In our study there were 40 males and 20 female children that is 66.66% and 33.33% respectively. Incidence of males and females in our series is not very different from other reported series. Kite in the series of 1509 cases reported 70% males and 30% females.
As regards laterality, 30 of our cases were bilateral (50%) and 30 were unilateral (50%) (14 right and 16 left sided) which is in concordance with other series presented by Wyne Davis (44% bilateral and 56% unilateral).6 Chung reported bilaterality in 55.75% of cases. Turco reported bilaterality in 56.76% cases.7
In the present study positive family history was ascertained in 16.66% of patients. However, review of literature revealed that the percentage of positive family history varies between 5 to 50%. Similar incidence of 17.9% of positive family history has been observed by Turco.7
In the present study clubfoot deformity was classified, according to the Pirani scoring system into 3 groups. Group-I with a Score of 1.5 to
2.5 points was seen in four feet (8.9%), Group-II the most common category, with a Score of 3 to 4.5 points was seen in 50 feet (55.6%) and group-III with a Score of > 5 points was seen in sixteen
feet (35.6%). Overall mean Pirani Score of 4.35 was recorded for all feet. Similarly mean Pirani Score of 4.6 was noted by Lehman et al. We found that those feet belonging to Group I and II were more amenable to correction and responded relatively early when compared to those belonging to Group III.
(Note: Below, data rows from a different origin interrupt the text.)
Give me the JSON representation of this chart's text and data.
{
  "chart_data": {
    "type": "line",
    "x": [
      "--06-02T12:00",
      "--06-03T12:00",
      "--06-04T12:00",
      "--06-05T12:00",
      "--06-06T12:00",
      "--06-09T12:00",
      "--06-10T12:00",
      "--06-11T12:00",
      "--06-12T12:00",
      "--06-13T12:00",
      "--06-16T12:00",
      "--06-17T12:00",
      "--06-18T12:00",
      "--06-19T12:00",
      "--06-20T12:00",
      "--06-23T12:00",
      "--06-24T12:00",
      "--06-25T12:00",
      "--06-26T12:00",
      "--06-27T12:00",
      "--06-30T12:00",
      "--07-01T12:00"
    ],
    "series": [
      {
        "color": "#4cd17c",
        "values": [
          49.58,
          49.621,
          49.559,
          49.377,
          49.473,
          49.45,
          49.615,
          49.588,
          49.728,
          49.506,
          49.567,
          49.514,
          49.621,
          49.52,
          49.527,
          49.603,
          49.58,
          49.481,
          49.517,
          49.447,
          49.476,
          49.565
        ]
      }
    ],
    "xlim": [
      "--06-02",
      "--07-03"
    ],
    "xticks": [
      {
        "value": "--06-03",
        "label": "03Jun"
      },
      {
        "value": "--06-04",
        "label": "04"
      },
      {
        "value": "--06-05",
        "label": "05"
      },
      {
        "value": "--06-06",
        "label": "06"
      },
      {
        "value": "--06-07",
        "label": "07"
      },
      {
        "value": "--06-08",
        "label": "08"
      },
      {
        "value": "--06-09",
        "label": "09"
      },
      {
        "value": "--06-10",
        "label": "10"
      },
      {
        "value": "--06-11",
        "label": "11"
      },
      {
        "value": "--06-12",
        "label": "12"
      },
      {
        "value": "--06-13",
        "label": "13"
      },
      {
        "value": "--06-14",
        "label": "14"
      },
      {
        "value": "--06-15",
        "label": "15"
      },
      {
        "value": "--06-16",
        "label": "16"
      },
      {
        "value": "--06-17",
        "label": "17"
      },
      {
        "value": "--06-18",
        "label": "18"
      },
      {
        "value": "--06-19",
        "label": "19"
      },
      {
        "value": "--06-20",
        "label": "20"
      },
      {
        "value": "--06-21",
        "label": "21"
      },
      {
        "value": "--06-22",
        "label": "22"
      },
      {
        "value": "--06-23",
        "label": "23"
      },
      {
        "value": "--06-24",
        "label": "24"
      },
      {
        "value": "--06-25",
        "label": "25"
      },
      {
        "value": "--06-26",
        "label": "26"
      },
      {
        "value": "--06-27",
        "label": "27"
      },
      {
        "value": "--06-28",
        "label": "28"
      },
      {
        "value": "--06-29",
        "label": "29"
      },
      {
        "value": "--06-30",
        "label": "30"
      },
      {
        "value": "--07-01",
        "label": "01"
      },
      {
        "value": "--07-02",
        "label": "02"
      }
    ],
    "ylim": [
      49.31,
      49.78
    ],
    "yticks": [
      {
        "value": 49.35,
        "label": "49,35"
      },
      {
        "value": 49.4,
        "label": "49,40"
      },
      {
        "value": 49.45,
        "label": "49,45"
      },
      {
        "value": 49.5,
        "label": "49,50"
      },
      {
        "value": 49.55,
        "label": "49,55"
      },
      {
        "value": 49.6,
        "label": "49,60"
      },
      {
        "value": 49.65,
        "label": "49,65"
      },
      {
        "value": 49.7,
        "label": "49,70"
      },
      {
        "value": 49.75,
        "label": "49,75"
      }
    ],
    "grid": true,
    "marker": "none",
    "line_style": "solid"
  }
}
In the present study the mean number of casts that were applied to obtain correction in group I, II and III were 4.75, 7.2 and 9.06 respectively. The more severe the initial deformity, the more casts were required to obtain correction. However overall mean number of cast for all groups was 7, which is quite similar to Laaveg and Ponseti and Herzenberg et al. who reported mean number of cast as 7.
In our study, 18(60%) patients required Percutaneous Tenotomy of Tendo Achilles. In Morcuende et al. study (n=256) tendoachilles tenotomy was done is 86% ofthe cases.In M Changulani et al.
study,85% (n=100) patients required percutaneous tenotomy of Tendo Achilles. Most important observation noted from this study is the recognition that feet requiring tenotomies were equally well corrected clinically at the end of casting as those that did not require tenotomies. This conclusion reinforces the notion that even severe idiopathic clubfeet can be successfully treated using proper application of the Ponseti technique and the need for a tenotomy does not suggest a poorer result.
Ponseti Method is an excellent conservative method for treatment of Congenital Talipes Equino Varus (CTEV) deformity. Treatment must be started at the earliest possible age. Number of casts required to achieve full correction increases as the age at presentation increases. The patients who have lower Pirani score at initial visit (i.e. less severe deformity) respond better and faster to the treatment as compared to those who have higher Pirani score at initial visit (i.e. more severe deformity). Strict adherence to the casting technique helps in successful correction and to minimize complications. Early results of treatment of Idiopathic CTEV by Ponseti technique results in good correction of the deformity with minimal surgery i.e. tenotomy of Tendo Achilles. Maintenance of the corrected deformity with molded orthosis is as important as deformity correction, parent motivation & compliance is very important for successful management of the deformity. Duration of the study is not sufficient to predict the long-term results but early results are certainly encouraging.